Buying and selling carbon credits has become a great way for companies to express their commitment to the environment, allowing them to continue polluting while also making profits through carbon credit trading.
If you pay a poor country not to cut down their forests, you can get a lot of carbon credits. These credits can be used to burn coal and produce more emissions. It doesn’t matter whether the country actually plans to clear its forests. Investigators found that airlines’ carbon-neutral claims were at least partially supported by credits earned from preventing the clearing of forests that had never been threatened.
The goal of most participants in the climate farce is not effectiveness. By writing a check, they can claim they just “saved” the world. Furthermore, the carbon credits they receive are not based on the money they spend, but on an estimate of the amount of pollution they should avoid.
Every year, China’s coal consumption ranks first in the world, with coal consumption ranging from power generation to steel production reaching 4,319,921,826 tons. But this is considered acceptable because China has also planted large numbers of trees and created a market for trading carbon credits. China’s State Council Information Office assures us that “China’s continuous afforestation efforts have greened the world.” According to climate logic, China’s State Council is right. By planting trees and establishing a market for tradable carbon credits, China has “demonstrated” its commitment to the environment. Signaling seems to be the new goal.
Carbon credits enable companies to meet environmental, social and governance (ESG) standards and virtue signaling without having to reduce global emissions. At the same time, these credit and environmental standards increase costs for companies and countries that comply, while countries like China continue to emit pollutants and produce cheap products. Even Greenpeace agrees that carbon credits are a scam, calling them “greenwashing” and “window dressing.”

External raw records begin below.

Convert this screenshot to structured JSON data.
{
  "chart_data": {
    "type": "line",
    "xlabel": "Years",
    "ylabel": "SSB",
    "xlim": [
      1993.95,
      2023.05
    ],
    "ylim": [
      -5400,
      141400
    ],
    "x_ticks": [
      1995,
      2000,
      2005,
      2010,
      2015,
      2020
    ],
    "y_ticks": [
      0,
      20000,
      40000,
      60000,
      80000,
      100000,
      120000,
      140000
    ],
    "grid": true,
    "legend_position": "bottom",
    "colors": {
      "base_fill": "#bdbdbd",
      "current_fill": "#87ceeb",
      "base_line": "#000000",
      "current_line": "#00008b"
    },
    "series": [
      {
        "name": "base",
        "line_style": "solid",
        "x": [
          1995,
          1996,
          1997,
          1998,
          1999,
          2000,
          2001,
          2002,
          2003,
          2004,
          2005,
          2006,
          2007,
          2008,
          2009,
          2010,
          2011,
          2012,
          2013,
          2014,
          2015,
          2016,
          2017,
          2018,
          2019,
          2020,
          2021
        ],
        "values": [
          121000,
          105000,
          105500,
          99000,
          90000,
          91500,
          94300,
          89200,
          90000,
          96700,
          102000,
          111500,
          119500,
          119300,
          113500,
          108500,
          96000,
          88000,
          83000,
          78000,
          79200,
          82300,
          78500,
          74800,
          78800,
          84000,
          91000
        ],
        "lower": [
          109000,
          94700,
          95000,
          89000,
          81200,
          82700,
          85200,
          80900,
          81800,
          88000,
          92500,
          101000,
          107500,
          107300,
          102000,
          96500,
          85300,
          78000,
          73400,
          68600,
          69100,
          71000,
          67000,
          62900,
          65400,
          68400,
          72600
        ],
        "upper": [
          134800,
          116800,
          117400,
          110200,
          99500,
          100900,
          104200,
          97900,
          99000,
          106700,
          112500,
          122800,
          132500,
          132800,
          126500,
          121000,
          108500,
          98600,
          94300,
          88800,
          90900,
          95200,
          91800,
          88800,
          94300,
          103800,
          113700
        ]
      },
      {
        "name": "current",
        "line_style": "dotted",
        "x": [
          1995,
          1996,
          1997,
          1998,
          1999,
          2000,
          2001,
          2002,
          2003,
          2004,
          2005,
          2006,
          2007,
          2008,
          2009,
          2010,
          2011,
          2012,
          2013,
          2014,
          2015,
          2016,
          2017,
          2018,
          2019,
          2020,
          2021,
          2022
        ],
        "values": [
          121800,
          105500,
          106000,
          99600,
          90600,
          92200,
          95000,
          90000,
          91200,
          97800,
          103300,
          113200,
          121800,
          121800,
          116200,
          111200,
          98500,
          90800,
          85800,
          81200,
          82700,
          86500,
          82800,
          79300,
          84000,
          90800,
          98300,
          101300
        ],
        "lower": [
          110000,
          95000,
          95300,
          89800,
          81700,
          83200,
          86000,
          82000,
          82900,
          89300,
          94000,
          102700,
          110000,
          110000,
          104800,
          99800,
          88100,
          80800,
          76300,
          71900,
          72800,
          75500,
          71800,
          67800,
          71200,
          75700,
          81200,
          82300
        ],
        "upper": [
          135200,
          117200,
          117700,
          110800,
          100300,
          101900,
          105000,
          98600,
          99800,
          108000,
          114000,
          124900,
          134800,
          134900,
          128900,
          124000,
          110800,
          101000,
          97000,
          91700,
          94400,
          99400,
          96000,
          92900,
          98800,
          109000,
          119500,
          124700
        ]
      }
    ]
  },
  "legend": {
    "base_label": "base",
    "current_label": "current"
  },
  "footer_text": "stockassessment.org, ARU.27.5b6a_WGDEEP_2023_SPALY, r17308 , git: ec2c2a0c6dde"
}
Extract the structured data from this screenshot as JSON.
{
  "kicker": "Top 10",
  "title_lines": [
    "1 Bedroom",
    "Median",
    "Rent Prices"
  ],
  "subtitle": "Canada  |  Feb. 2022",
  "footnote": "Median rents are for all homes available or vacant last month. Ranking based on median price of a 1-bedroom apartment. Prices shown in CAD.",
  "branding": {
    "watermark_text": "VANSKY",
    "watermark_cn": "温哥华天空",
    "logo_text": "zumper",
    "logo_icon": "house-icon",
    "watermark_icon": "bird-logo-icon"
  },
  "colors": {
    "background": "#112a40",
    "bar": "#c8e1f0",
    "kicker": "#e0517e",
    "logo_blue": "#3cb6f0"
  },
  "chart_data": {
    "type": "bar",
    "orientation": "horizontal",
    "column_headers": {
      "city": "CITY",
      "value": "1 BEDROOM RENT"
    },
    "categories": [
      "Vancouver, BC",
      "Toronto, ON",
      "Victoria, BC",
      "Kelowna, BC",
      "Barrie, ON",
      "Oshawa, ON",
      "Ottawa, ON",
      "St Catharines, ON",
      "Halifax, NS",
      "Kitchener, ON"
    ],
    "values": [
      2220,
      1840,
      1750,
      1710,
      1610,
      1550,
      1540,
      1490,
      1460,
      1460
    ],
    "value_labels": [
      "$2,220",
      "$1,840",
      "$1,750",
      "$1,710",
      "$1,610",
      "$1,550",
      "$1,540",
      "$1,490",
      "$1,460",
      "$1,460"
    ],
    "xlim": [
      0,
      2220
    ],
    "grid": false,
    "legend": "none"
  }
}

“Net zero” and “carbon neutrality” are the mantras of the climate crowd, and they do not necessarily mean that companies stop emissions. These terms mean that companies balance emissions by reducing emissions as much as possible and purchasing enough carbon credits to offset remaining pollution. However, there are no standards for how much must be reduced and how much should be offset. So in theory, they can achieve 100% offset without reducing emissions.

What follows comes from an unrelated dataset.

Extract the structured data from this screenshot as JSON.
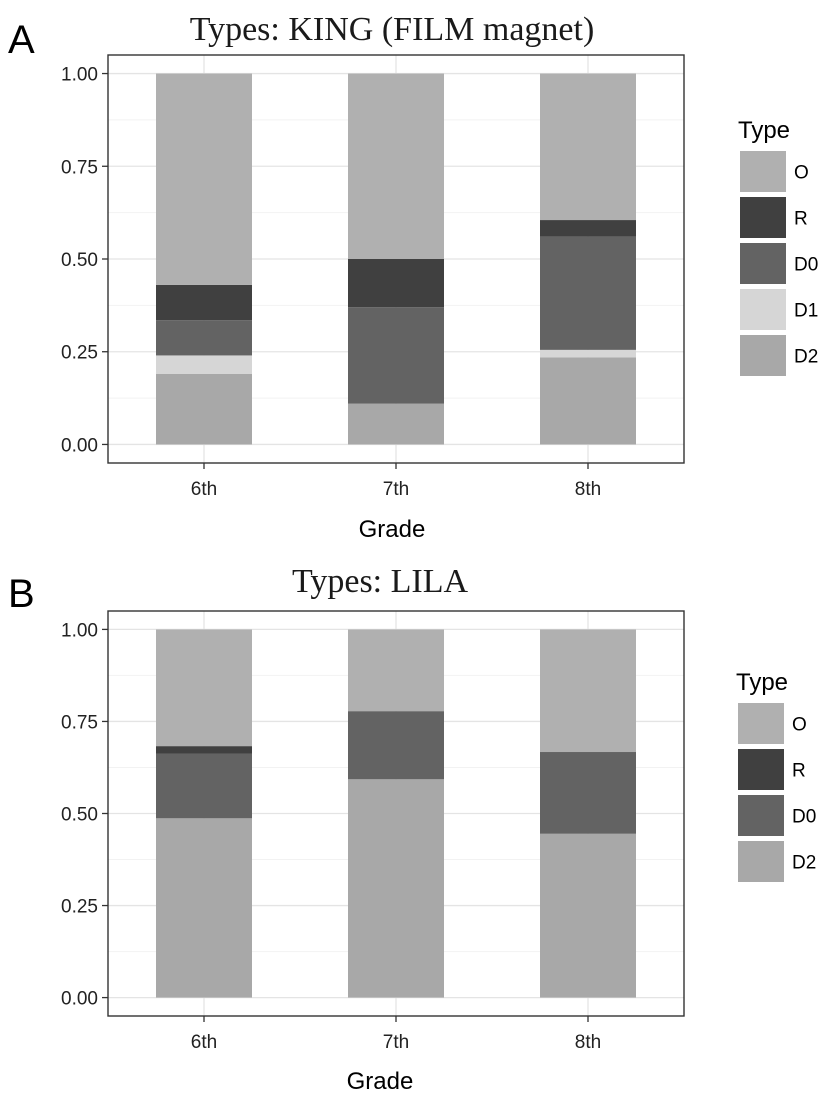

In a cap-and-trade system, the government or regulatory agency sets a cap on the total amount of greenhouse gases that can be emitted. Companies receive a certain number of carbon credits that can be traded on the market. If a company emits less than its allotted amount, it can sell the excess credits to other companies that exceed their limits. Organizations can also voluntarily purchase carbon credits to offset their emissions.
When companies have used up their carbon credits but still need to cause pollution, they can earn more carbon credits by planting trees, preventing deforestation, and developing wind, solar or hydroelectric power to replace fossil fuels. Additionally, they could capture methane from landfills or agriculture to prevent it from being released into the atmosphere. These credits are typically generated through projects that reduce or sequester greenhouse gases, such as reforestation, renewable energy projects or energy efficiency improvements.

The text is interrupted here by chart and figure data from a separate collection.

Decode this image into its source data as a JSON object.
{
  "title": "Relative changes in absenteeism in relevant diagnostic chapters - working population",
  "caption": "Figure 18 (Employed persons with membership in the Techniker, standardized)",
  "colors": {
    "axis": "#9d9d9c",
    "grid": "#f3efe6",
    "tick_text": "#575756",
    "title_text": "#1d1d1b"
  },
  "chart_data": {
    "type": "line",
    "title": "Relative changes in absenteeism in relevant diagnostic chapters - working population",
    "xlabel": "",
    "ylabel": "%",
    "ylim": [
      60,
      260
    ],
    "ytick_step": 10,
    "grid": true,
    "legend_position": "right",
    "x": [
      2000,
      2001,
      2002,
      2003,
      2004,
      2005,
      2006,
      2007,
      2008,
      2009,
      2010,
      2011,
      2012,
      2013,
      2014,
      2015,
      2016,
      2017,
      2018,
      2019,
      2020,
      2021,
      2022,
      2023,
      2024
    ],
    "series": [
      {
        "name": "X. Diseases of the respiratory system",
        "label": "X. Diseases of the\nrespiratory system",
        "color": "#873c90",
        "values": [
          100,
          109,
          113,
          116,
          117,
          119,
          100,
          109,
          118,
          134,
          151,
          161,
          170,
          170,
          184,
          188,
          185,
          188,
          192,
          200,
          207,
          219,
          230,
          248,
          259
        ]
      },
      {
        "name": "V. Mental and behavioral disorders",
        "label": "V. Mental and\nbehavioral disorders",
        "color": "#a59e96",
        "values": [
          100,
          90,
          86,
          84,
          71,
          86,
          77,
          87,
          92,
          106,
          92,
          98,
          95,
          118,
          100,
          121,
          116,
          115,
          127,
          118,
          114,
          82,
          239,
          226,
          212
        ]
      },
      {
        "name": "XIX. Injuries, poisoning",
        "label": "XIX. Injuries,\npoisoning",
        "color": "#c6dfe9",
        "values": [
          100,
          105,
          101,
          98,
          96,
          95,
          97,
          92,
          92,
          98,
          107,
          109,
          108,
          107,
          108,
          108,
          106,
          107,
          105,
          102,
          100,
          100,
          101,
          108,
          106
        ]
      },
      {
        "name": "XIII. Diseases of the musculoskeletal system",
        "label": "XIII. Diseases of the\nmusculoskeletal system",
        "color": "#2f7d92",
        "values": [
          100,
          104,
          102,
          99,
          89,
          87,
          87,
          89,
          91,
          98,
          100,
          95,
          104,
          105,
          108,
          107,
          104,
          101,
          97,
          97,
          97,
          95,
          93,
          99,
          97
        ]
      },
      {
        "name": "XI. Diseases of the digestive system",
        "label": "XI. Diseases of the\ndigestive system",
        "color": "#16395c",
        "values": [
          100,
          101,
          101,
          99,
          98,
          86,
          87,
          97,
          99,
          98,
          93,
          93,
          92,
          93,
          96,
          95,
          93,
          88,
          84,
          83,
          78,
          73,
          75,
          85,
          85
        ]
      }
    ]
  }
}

The irony of earning carbon credits by developing wind, solar and alternative energy projects is that the companies themselves don’t need to switch to renewable energy. Instead, it could fund the installation of windmills in a village thousands of miles away in Bangladesh. There is no requirement that the village previously burned coal and did not even have electricity. Furthermore, it is not directly relevant whether the village actually uses windmills. Companies earn points based on the carbon emissions saved by projects calculated and verified during the certification process. This certification can be conducted by various agencies or organizations.
Carbon credits have been criticized over concerns about the proper verification of projects and the reality and durability of claimed emissions reductions. Many of these reductions are very subjective. For example, it is unrealistic to estimate the pollution caused by providing electricity to a village that previously had no electricity.
There is often no follow-up to see if the claimed reductions actually occurred. As with taxes, accounting tricks can be used to inflate carbon reductions. However, unlike taxes, the climate ledger does not have overall powers of audit. At the same time, do we really want a monolithic authority with the power to audit and punish based on climate calculations?
When the oil company Shell was discovered to be running a massive carbon credit scam in China, they were targeted by the international media. Shell received thousands of points for convincing Chinese farmers to use energy-efficient farming methods, about half of whom were already using such methods before the program began. What’s even more ridiculous is that the broker for these credits is the Chinese state-owned oil company PetroChina. While many investigators and media outlets called the credits questionable, there was no mechanism to recoup the money Shell made in the process.
Ultimately, carbon credits incentivize the buying and selling of carbon credits rather than reducing the amount of pollution a company produces. Shell is a prime example; the company now has a very profitable business creating and selling carbon credits.